For toughness, smooth sandstone is on the weak end. It carries the low blast resistance shared by the whole sandstone family, so a creeper or a stick of TNT will punch through a smooth sandstone wall with ease. Build with it for looks, not for defense. When you need a blast-proof shell, obsidian is the gold standard, and even plain cobblestone holds up far better than sandstone.

Building with smooth sandstone

Smooth sandstone is at its best in desert and ancient-Egyptian builds: pyramids, temples, flat-roofed houses, courtyards, and long boundary walls. Its even surface reads as polished stone from a distance, which suits large flat areas where a busier block would look noisy and restless.

The sharpest desert builds usually mix sandstone types instead of leaning on one. Use smooth sandstone for the main walls and floors, cut sandstone for framed accents, chiseled sandstone for a decorative band, and regular sandstone to break up the surface. Smooth sandstone slabs and stairs carry that same color into roofs, steps, and trim so the whole structure stays consistent.
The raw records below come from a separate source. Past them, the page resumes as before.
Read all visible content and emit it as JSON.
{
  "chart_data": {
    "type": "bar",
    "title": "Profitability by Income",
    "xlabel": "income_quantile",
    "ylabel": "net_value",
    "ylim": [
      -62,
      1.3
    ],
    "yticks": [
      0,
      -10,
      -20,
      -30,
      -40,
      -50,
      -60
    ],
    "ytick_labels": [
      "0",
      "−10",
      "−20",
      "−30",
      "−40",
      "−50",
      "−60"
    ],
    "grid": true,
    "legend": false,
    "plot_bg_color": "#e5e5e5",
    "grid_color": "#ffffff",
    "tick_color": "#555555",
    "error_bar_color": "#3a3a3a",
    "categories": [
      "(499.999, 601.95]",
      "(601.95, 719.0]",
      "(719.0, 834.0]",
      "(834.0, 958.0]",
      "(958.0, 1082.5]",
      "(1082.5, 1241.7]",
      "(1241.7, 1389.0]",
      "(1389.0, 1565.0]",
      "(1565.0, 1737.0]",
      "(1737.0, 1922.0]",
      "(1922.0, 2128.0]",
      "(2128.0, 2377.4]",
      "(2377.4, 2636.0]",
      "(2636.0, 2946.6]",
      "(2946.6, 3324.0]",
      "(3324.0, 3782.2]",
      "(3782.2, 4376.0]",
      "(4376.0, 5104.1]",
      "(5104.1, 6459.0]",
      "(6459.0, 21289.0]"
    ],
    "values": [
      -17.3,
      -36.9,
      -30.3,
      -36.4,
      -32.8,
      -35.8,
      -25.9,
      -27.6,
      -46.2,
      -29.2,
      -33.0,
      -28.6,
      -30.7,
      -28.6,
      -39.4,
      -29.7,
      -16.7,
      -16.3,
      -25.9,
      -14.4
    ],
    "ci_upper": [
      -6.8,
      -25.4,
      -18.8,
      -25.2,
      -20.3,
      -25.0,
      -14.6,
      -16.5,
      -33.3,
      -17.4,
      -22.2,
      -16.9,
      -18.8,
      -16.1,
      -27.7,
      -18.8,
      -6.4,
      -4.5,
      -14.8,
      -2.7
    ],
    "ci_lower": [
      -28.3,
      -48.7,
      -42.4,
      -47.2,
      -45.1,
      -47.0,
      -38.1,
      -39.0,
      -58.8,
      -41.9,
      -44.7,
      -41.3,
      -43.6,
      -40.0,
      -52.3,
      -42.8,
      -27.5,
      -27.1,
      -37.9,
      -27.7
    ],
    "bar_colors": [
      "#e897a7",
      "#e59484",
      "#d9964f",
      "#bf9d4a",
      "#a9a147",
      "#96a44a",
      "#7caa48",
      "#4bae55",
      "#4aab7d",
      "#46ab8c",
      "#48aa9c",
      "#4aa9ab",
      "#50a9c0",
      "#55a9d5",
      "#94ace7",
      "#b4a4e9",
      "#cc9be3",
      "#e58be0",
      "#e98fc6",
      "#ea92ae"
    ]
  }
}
A frequent slip is grabbing cut sandstone when the plan needs stairs. Cut sandstone has no stair recipe, so smelt your sandstone into smooth sandstone first if you want smooth-faced steps. Regular sandstone makes stairs too, if you would rather have the banded look than the plain one.

Since sand is cheap and everywhere, smooth sandstone scales well to large projects. The slow part is always the smelting, so start your furnaces early and let them grind through the supply while you gather and build.

Frequently asked questions

What is the difference between smooth sandstone and cut sandstone?

Cut sandstone has a square recessed panel on each face, while smooth sandstone is flat and plain everywhere. They are made differently too: smooth sandstone is smelted from sandstone in a furnace, and cut sandstone is crafted from regular sandstone. Smooth sandstone can become stairs and slabs; cut sandstone only becomes slabs.

How do you get smooth sandstone in Minecraft?

Smelt a regular sandstone block in a furnace with any fuel. Each sandstone block gives one smooth sandstone. You can also collect it from the buildings in desert villages.

Can you make stairs out of smooth sandstone?

Yes. Six smooth sandstone in the staircase pattern on a crafting table make four smooth sandstone stairs, or a stonecutter will cut them one block at a time for a better rate. Smooth sandstone and regular sandstone both have stair recipes; cut sandstone does not.

Does smooth sandstone spawn naturally?

Only in desert villages, where it shows up in some of the buildings. It does not generate in open terrain or underground. The sandstone you dig from beneath desert sand is regular sandstone, not smooth.

Can you turn smooth sandstone back into sand?

No. Nothing converts smooth sandstone, or any sandstone, back into sand. The sand-to-sandstone craft only runs one direction.

Is smooth sandstone blast resistant?

No. Smooth sandstone has low blast resistance, the same as every other sandstone block, so explosions break through it easily. Use obsidian or cobblestone if you need a wall that survives a creeper or TNT.

Smooth sandstone is the quiet workhorse of desert building. It costs one furnace step more than plain sandstone, and in return you get a clean, even surface plus the stairs and slabs that cut sandstone can never provide. Keep a couple of furnaces running in the background and you will always have a stack ready the moment a build calls for it.